Monday, August 8, 2011

Television is dead, Part. 6729987.
An article in yesterday's "New York Times" called "Ad Money Reliably Goes to Television," recounted the success, life and vibrancy of television advertising.

So tell that hipster from Williamsburg who skipped a whole season on "24" and then proudly proclaimed television dead, that he's a candy-assed fuckwit with a bad, ironic haircut.


candy-assed fuckwit with a bad, ironic haircut said...

no, no, no!
people don't watch TV. they just have it on while enjoying their social media!

Tim said...

I tried but it went in one ear and out the other.

Anonymous said...


It isn't content that's disappearing, it's the means of distribution

Pls don't become a Luddite

We await your new commercials which will receive a critical eye.. The same critical eye you hold on everyone else

Tim Malbon

Anonymous said...

Btw, you shouldn't be critiquing hairstyles

Tim Malbon

george tannenbaum said...

Good points, Tim. BTW, are you Ben's brother?

peggy said...

as long as people dont have the money to school their kids properly and buy them all the nice techy stuff there will be tv. to keep the costs low for them its tv programs with ads, instead of going totally pay per view and such.

more people unemployed, more time spent home watching tv, as i said months, or was it years, ago. im pretty sure that plays a part in keeping tv viewership high.

and theres simply no reason to cut down tv ad-spending, if your competitors dont do or you dont have something mega-effective and dead on target instead of tv.

lets see what happens with the economy though. doesnt look too rosy. but then, it hasnt for the past years either.

just rambling...

Anonymous said...


Not arguing against TV, but I don't get the rationale that increased unemployment makes TV a better option. If there is no money to be spent, then the net impact of any ad is going to be reduced.
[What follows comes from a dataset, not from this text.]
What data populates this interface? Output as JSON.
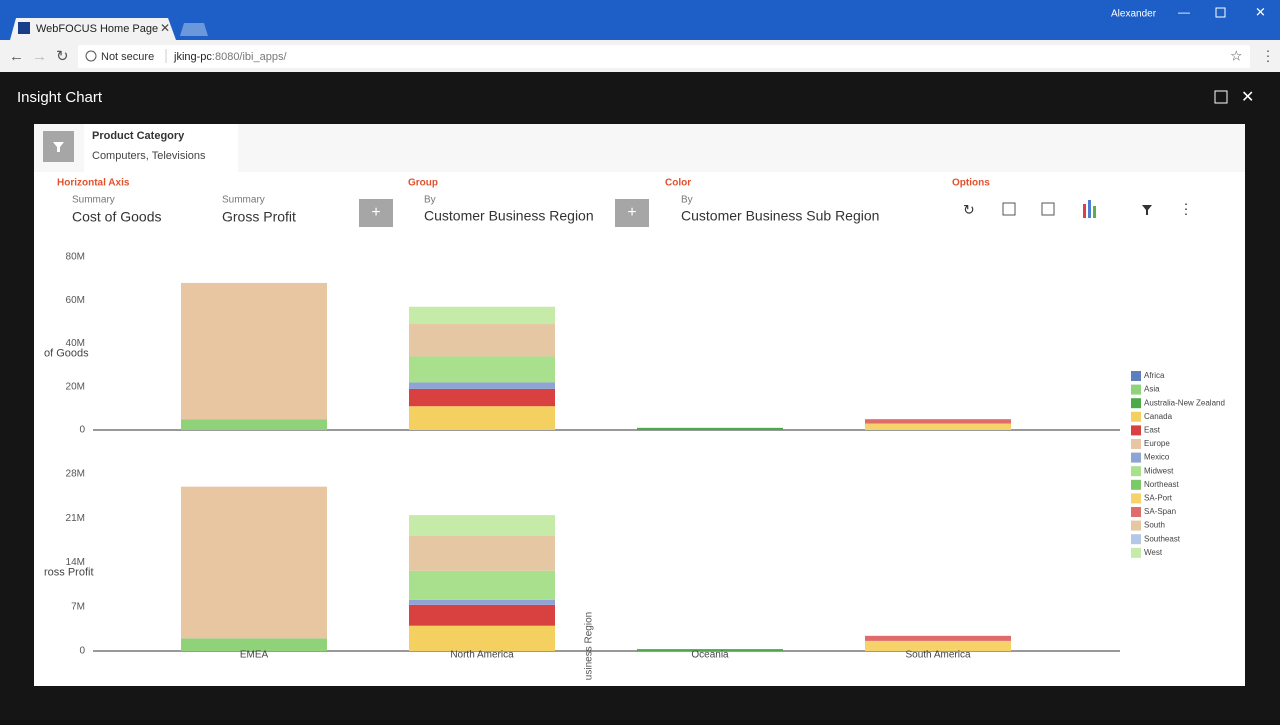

Our job is to drive sales, not TV viewership.

Maybe I am just rambling, too.

peggy said...

just seen your comment, anonymous. i dont quite get how you are weaving together out of what i was saying.

what im saying is that if there is more unemployment, the number of people who spend more time at home will be higher. as will be the time spent watching tv (as background noise or actively passive) -- compared to the amount they were watching before, because they simply werent near a tv. they were at work. also, if they are unemployed, they dont have much money to spend (to go out, for example), etc. thats all pretty clear i think.

whether this makes the net impact of an ad less valuable is open to debate, surely will depend on category, pricing and so on, i.e. cannot be pinned down in a general statement. im guessing certain less expensive food might sell more, more expensive food less (the luxury end will also sell more, but rarely because of tv ads). so maybe the impact of lower priced food ads might be higher than that of higher priced in times of a downturn. but this is just guess work. although it seems logical. to me anyway.

dont underestimate the higher viewership. quite a large part of people might see ads now, they would never have seen before or never paid attention to, because they had better things to do and so on...

oh, and im wondering why you even consider the possibility that the ad and marketing world would be there to drive tv viewership. thats quite interesting and well weird. even if its just you rambling.